Говорит ли Констан о праве на ложь или он имеет в виду только прагматическое благоразумие в конкретных житейских ситуациях? Если он отказывает злоумышленнику в праве на истину, то это уже не только моральный, но и политико-правовой вопрос, связанный с равноправием и равной ответственностью граждан. По всей вероятности, Констан это принимает, но он также мыслит в традиции теории общественного договора, согласно которой преступник выходит из гражданского состояния и превращается в естественного индивида с ограниченными правовыми возможностями. Остается только квалифицировать злоумышленника как опасного преступника, и он сразу лишается многих гражданских прав. Правомерно ли делать это без суда? Конечно, нет.

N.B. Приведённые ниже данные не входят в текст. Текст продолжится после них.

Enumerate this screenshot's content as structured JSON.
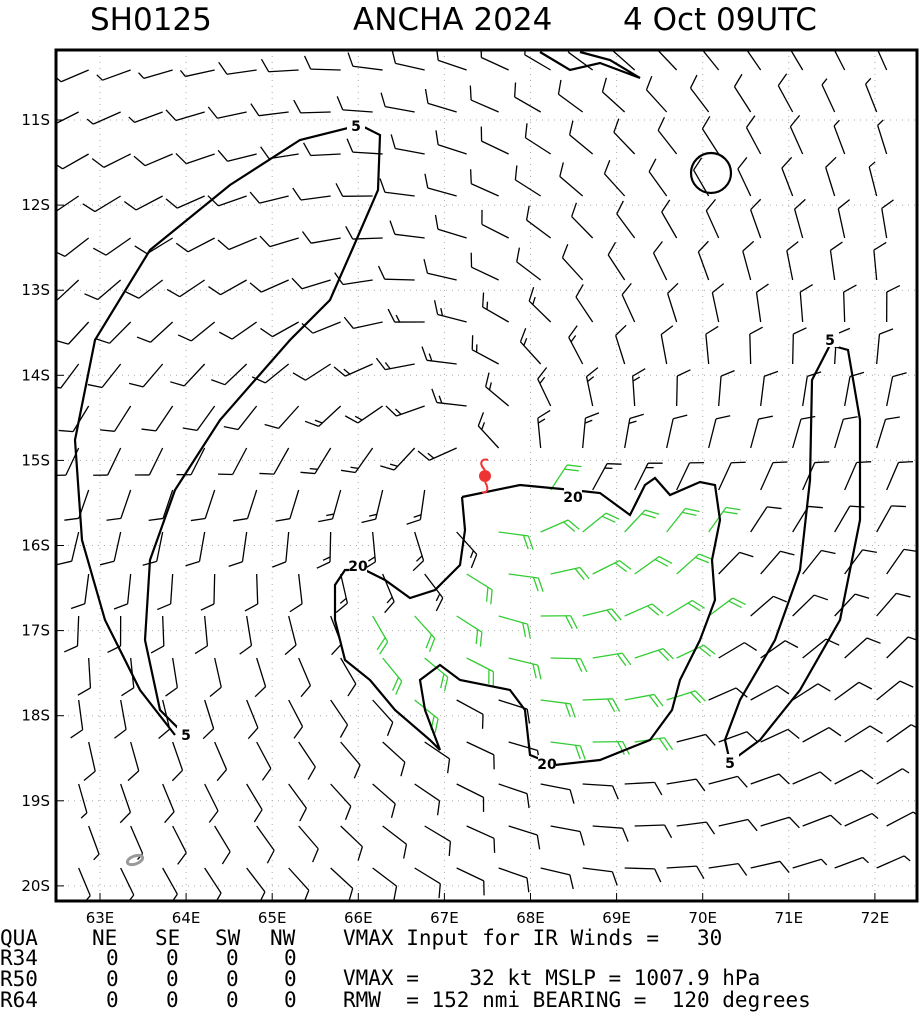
{
  "header": {
    "storm_id": "SH0125",
    "storm_name": "ANCHA 2024",
    "time": "4 Oct 09UTC"
  },
  "map": {
    "lon_labels": [
      "63E",
      "64E",
      "65E",
      "66E",
      "67E",
      "68E",
      "69E",
      "70E",
      "71E",
      "72E"
    ],
    "lat_labels": [
      "11S",
      "12S",
      "13S",
      "14S",
      "15S",
      "16S",
      "17S",
      "18S",
      "19S",
      "20S"
    ],
    "contour_labels": [
      "5",
      "5",
      "5",
      "5",
      "20",
      "20",
      "20"
    ]
  },
  "footer": {
    "header": [
      "QUA",
      "NE",
      "SE",
      "SW",
      "NW"
    ],
    "rows": [
      [
        "R34",
        "0",
        "0",
        "0",
        "0"
      ],
      [
        "R50",
        "0",
        "0",
        "0",
        "0"
      ],
      [
        "R64",
        "0",
        "0",
        "0",
        "0"
      ]
    ],
    "vmax_ir": "VMAX Input for IR Winds =   30",
    "vmax_mslp": "VMAX =    32 kt MSLP = 1007.9 hPa",
    "rmw": "RMW  = 152 nmi BEARING =  120 degrees"
  }
}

В отличие от Констана, Кант определяет «ложь во спасение» как нарушение долга вообще «в самых существенных его частях». Человеческая обязанность «не лгать» имеет равное отношение и к области морали, и к области права, а потому ее безусловный характер должен подтверждать всеобщность и необходимость самого требования. Когда же мы находим исключения или ограничения ее безусловного характера, мы действительно нарушаем долг, отступаем от фундаментального принципа долженствования, от безусловности требования и превращаем категорический императив морали и права в гипотетический, а следовательно, подчиняем наш долг эмпирическому понятию о человеческом счастье и пользе. Кант прекрасно понимает силу такого прагматического соблазна подчинить долг намерениям счастья, а потому его «революция» в практической философии заключается именно в различении моральных побуждений долга (требуемых категорическим императивом) и прагматических интересов человеческого счастья (ориентированных на гипотетические императивы благоразумия). Поэтому так называемая «бесцельность» долга является единственной гарантией его чистоты и безусловности, а значит, и всеобщей применимости, которая особенно важна для правовых норм.

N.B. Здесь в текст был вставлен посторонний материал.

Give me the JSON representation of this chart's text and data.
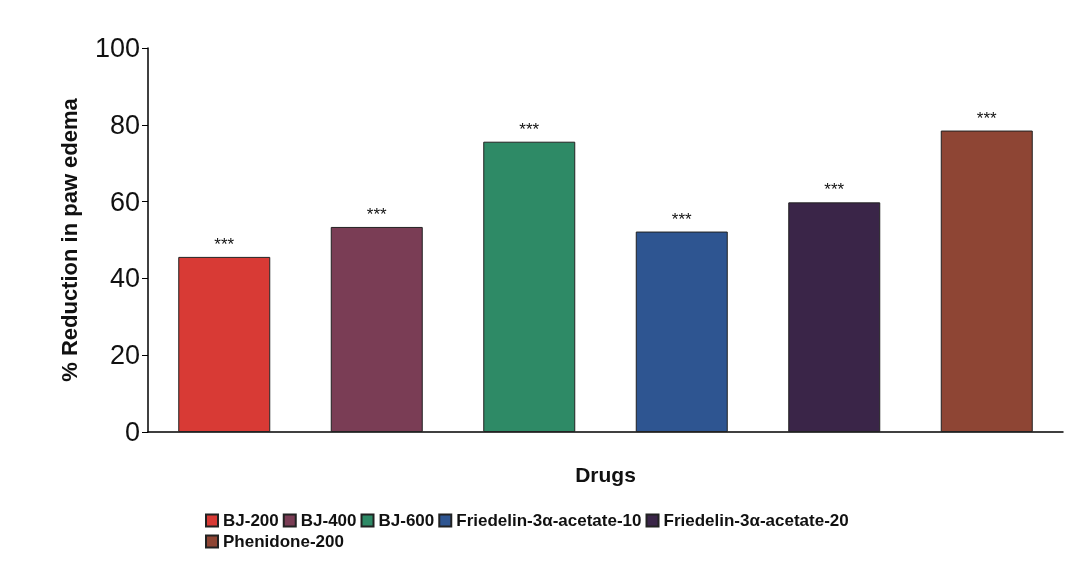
{
  "chart_data": {
    "type": "bar",
    "xlabel": "Drugs",
    "ylabel": "% Reduction in paw edema",
    "categories": [
      null,
      null,
      null,
      null,
      null,
      null
    ],
    "series": [
      {
        "name": "BJ-200",
        "color": "#d83a35",
        "values": [
          45.6,
          null,
          null,
          null,
          null,
          null
        ],
        "value_labels": [
          "***",
          null,
          null,
          null,
          null,
          null
        ]
      },
      {
        "name": "BJ-400",
        "color": "#7a3d55",
        "values": [
          null,
          53.4,
          null,
          null,
          null,
          null
        ],
        "value_labels": [
          null,
          "***",
          null,
          null,
          null,
          null
        ]
      },
      {
        "name": "BJ-600",
        "color": "#2e8a66",
        "values": [
          null,
          null,
          75.6,
          null,
          null,
          null
        ],
        "value_labels": [
          null,
          null,
          "***",
          null,
          null,
          null
        ]
      },
      {
        "name": "Friedelin-3α-acetate-10",
        "color": "#2e5591",
        "values": [
          null,
          null,
          null,
          52.2,
          null,
          null
        ],
        "value_labels": [
          null,
          null,
          null,
          "***",
          null,
          null
        ]
      },
      {
        "name": "Friedelin-3α-acetate-20",
        "color": "#3a2548",
        "values": [
          null,
          null,
          null,
          null,
          59.8,
          null
        ],
        "value_labels": [
          null,
          null,
          null,
          null,
          "***",
          null
        ]
      },
      {
        "name": "Phenidone-200",
        "color": "#8e4534",
        "values": [
          null,
          null,
          null,
          null,
          null,
          78.5
        ],
        "value_labels": [
          null,
          null,
          null,
          null,
          null,
          "***"
        ]
      }
    ],
    "ylim": [
      0,
      100
    ],
    "yticks": [
      0,
      20,
      40,
      60,
      80,
      100
    ],
    "grid": false,
    "legend": "bottom"
  }
}
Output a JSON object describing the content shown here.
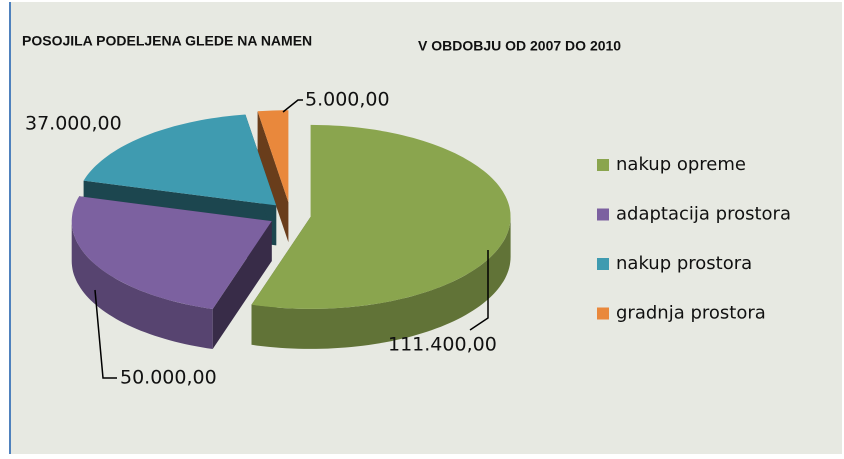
{
  "chart_data": {
    "type": "pie",
    "title": "POSOJILA PODELJENA GLEDE NA NAMEN",
    "subtitle": "V OBDOBJU OD 2007 DO 2010",
    "categories": [
      "nakup opreme",
      "adaptacija prostora",
      "nakup prostora",
      "gradnja prostora"
    ],
    "values": [
      111400,
      50000,
      37000,
      5000
    ],
    "value_labels": [
      "111.400,00",
      "50.000,00",
      "37.000,00",
      "5.000,00"
    ],
    "colors": [
      "#8aa54e",
      "#7c61a0",
      "#3f9bb0",
      "#e9883c"
    ],
    "legend": "right"
  }
}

Сама кантовская попытка подчинить человеческое стремление к счастью морально-правовому долгу до сих пор воспринимается многими людьми как «чрезмерная» и «утопичная», противная человеческой природе. Но чтобы ее философски опровергнуть или хотя бы поставить под сомнение, нужны весомые доводы. Некоторые из них были представлены великими философами XIX века, такими как Г. Гегель, А. Шопенгауэр и Вл. Соловьев.

Вторая глава - «Кантовское требование правдивости и практическая философия XIX века» - состоит из трех параграфов: «Реконструкция гегелевской позиции по праву на ложь», «Моральное право на ложь А. Шопенгауэра» и «Владимир Соловьев против Канта».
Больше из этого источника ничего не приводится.